Analysis and optimization of cortical bone drilling process based on stochastic optimization.

Abstract

The process of bone drilling is essential in orthopedic surgery and fracture treatment, involving the machining of anisotropic composite materials that exhibit significant hardness and strength. This technique is commonly employed to access underlying tissues, place implants, or remove damaged tissue. However, the challenging nature of this process can lead to high shear forces and elevated temperatures, which pose a risk of thermal necrosis - a condition that damages bone tissue due to excessive heat generated during surgery. When drilling temperatures exceed the critical threshold of 47°C, it can result in the death of bone tissue cells, contributing to micro-cracks, and layering within the bone structure. This study examines the effects of key drilling parameters - rotational speed, feed rate, and tool diameter - and is divided into two main sections: laboratory experiments and statistical modeling using Analysis of Variance (ANOVA). A sensitivity analysis was also performed to assess how optimal parameter values influence output temperature. The results emphasize the significance of temperature control during the drilling process and demonstrate that optimizing these parameters greatly improves bone drilling procedures.To manage temperature effectively, researchers employed the Simultaneous Perturbation Stochastic Approximation (SPSA) optimization algorithm, recognized for its high accuracy and efficiency.
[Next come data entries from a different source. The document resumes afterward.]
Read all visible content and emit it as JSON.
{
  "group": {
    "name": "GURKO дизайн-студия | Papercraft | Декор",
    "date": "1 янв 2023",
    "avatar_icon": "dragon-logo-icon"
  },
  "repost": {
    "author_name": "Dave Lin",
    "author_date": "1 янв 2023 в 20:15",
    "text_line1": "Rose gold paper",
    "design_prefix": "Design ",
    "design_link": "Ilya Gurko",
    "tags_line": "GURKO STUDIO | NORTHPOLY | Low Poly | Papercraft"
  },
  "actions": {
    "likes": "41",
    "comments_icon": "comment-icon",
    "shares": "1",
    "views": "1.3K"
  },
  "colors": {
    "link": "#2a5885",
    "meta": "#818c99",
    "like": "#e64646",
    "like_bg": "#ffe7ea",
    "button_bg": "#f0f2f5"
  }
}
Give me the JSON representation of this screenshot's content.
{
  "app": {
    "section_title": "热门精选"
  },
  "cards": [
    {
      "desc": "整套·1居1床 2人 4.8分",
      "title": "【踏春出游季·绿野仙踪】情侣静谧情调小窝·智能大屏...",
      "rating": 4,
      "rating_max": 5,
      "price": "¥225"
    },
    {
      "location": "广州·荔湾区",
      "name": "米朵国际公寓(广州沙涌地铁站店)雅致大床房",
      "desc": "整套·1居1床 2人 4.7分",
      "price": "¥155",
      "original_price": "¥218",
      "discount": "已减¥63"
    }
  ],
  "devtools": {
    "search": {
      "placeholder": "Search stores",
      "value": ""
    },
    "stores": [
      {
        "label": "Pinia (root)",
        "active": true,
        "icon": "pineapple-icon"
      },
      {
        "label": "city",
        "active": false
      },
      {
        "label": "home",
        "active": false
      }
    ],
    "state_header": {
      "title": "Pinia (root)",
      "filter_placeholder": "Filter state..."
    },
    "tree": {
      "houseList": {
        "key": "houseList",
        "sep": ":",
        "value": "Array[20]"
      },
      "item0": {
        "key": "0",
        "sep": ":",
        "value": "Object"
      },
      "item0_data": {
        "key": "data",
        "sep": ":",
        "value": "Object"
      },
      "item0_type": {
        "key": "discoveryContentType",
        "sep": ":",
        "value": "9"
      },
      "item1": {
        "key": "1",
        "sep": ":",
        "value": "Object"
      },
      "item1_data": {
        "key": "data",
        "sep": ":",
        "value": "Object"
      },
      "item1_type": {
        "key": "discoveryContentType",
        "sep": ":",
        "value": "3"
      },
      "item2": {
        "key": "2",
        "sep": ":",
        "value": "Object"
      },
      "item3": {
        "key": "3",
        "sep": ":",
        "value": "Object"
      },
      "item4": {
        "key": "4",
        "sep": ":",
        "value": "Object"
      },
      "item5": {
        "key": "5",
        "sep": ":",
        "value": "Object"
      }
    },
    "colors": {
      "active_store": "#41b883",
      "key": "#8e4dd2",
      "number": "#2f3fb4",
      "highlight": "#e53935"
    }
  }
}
Laboratory drilling tests were carried out using the optimal values derived from this optimization process, confirming its effectiveness. Additionally, the findings indicate that temperature fluctuations are influenced by the type of bone, its softness or hardness, and the inherent properties of anisotropic composite materials, which can also contribute to higher temperatures during drilling. Overall, this research underscores the vital importance of parameter optimization in enhancing outcomes in orthopedic applications and reducing the risks associated with thermal necrosis.